Palomar est une petite maison d’édition danoise indépendante fondée en 2015 avec l’ambition de publier de la littérature italienne de haute qualité. Dans les années qui ont suivi, nous nous sommes également ouverts à des œuvres dans d’autres langues européennes, si bien qu’aujourd’hui nous publions de la littérature russe, allemande, irlandaise, suédoise et autrichienne. Parmi les écrivains italiens que nous avons publiés, je peux citer : Michela Murgia, Melania G. Mazzucco, Nicola Lagioia, Paolo Cognetti, Leonardo Sciascia, Helena Janeczek, Anna Maria Ortese.
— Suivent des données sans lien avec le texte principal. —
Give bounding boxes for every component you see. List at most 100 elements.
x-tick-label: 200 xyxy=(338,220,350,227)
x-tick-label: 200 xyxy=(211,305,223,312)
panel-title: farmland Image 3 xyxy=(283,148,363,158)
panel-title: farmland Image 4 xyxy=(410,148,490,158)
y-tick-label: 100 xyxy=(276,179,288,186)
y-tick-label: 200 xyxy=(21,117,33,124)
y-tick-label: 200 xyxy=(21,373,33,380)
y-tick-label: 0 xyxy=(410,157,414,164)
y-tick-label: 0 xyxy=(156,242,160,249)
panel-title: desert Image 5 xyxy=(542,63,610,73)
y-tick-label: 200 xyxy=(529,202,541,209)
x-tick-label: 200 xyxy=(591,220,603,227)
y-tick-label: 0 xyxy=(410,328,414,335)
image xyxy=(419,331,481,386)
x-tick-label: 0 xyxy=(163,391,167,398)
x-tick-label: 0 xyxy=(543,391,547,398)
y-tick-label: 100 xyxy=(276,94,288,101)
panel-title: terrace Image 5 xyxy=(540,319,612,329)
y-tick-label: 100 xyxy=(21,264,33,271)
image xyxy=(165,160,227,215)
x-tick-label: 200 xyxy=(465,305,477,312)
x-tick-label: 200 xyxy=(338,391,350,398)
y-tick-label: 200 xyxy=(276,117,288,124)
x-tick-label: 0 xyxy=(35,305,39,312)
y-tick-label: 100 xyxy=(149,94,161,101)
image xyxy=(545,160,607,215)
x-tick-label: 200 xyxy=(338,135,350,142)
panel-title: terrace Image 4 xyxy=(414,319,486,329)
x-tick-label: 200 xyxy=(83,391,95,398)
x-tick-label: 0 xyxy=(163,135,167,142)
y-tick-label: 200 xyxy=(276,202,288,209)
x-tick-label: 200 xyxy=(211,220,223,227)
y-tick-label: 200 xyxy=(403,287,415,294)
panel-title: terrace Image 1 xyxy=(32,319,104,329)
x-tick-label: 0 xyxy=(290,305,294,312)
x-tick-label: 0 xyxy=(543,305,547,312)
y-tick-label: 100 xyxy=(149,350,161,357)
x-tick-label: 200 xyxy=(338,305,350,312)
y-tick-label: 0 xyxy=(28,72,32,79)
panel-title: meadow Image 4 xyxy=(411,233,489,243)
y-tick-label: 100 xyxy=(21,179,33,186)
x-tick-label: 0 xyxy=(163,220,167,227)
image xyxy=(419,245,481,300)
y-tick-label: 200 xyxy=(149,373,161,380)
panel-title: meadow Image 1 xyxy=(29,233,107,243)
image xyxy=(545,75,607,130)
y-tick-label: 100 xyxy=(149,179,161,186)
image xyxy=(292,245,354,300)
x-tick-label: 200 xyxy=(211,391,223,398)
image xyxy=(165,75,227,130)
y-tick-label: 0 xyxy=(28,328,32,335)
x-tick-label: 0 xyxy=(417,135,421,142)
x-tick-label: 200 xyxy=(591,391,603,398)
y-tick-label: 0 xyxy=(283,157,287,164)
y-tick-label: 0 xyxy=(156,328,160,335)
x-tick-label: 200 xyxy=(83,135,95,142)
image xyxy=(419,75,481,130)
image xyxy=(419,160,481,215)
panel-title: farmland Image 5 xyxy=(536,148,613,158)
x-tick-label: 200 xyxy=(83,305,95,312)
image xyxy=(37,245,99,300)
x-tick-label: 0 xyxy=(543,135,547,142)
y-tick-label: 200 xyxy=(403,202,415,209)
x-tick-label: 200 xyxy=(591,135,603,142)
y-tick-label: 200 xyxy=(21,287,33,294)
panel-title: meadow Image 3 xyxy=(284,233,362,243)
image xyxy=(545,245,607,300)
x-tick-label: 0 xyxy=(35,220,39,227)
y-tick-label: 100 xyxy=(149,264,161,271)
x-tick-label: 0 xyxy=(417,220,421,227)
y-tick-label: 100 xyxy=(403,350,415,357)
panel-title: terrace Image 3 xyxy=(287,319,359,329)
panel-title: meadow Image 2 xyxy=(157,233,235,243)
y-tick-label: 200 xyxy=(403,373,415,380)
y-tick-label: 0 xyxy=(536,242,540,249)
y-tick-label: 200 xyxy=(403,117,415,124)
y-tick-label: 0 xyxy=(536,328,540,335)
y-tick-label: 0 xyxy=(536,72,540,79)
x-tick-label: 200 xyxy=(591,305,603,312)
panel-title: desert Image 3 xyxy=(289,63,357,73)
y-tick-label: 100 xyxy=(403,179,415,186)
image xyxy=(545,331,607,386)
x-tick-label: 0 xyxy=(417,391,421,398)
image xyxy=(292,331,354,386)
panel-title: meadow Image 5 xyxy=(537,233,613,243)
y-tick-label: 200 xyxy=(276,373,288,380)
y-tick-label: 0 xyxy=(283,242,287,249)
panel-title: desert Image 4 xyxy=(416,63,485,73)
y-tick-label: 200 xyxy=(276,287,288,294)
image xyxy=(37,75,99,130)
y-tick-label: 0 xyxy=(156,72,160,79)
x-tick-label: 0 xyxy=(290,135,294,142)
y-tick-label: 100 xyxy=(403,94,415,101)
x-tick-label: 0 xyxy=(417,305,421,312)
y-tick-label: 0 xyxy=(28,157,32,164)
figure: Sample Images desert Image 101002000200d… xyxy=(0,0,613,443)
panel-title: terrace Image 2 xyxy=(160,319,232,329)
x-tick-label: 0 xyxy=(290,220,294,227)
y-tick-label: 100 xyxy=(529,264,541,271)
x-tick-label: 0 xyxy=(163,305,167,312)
Mais aussi d’autres écrivains tels que : Svetlana Aleksijevitj (Belarus), Sergej Lebedev, Anna Akhmatova (Russie), Anna Burns (Irlande), Steve Sem-Sandberg (Suède), Terézia Mora (Allemagne), Friederike Mayröcker (Austrai), Mircea Cartarescu (Roumanie). 

Nous choisissons des auteurs et des titres qui nous semblent susceptibles d’intéresser nos lecteurs. Le critère que nous suivons est toujours de publier des œuvres qui ont une réelle valeur littéraire. Et c’est l’éditeur seul qui choisit. Il est généralement difficile de présenter l’œuvre d’un écrivain étranger. Il est essentiel que la langue et le pays que nous présentons soient connus du lecteur, tout comme une présence italienne au niveau universitaire est certainement importante. Malheureusement, de nombreuses langues, dont l’italien, ont subi une réduction catastrophique du nombre d’étudiants dans les écoles secondaires et les universités au cours des 20 dernières années.

 

Vous souvenez-vous de livres ou d’auteurs italiens qui ont connu un grand succès littéraire au Danemark du point de vue de la critique et des ventes ?

Antonio Pennacchi (Canale Mussolini), Umberto Eco, Elena Ferrante …

 

Les prix littéraires italiens et les foires internationales du livre jouent-ils un rôle dans vos choix d’édition ?

La Foire du livre de Turin était et reste un lieu de rencontre important pour les maisons d’édition et les agents littéraires italiens. De même, « Più libri, più liberi », à Rome, joue un rôle important dans les contacts entre les différents pays. Les prix Campiello et Strega ont une certaine influence, mais pas une influence décisive. 

 

Quelle est l’importance des universités, des centres de traduction et des instituts culturels ? Les italianistes danois et les traducteurs de l’italien vers le danois sont-ils un point de référence lorsqu’il s’agit de choisir des titres italiens à publier ?

L’université, comme je l’ai dit, est importante, même si l’enseignement des langues étrangères a été fortement réduit au Danemark ces dernières années. L’Institut culturel italien a une grande importance en tant que vitrine où sont présentés les jeunes ou nouveaux écrivains italiens auxquels il est souvent difficile d’attirer l’attention du public par d’autres moyens. Les traducteurs peuvent parfois jouer un rôle dans la proposition de titres, mais seulement jusqu’à un certain point. Personnellement, je n’ai jamais demandé l’avis de traducteurs italo-danois.

 

Comment expliquez-vous le grand succès de la littérature policière italienne au Danemark ?

Cela est probablement dû au fait que la littérature italienne est considérée comme « exotique », tout comme la littérature des pays nordiques est considérée comme « exotique » en Italie.

 

Inversement, quelle est la raison de la quasi-absence de poètes italiens traduits en danois ?

La poésie en général joue un rôle très marginal au Danemark.

 

Un commentaire final…

Le Danemark, avec ses 5,5 millions d’habitants, est une réalité linguistique très réduite, c’est pourquoi il est très difficile de vendre suffisamment d’exemplaires d’un livre pour justifier sa publication.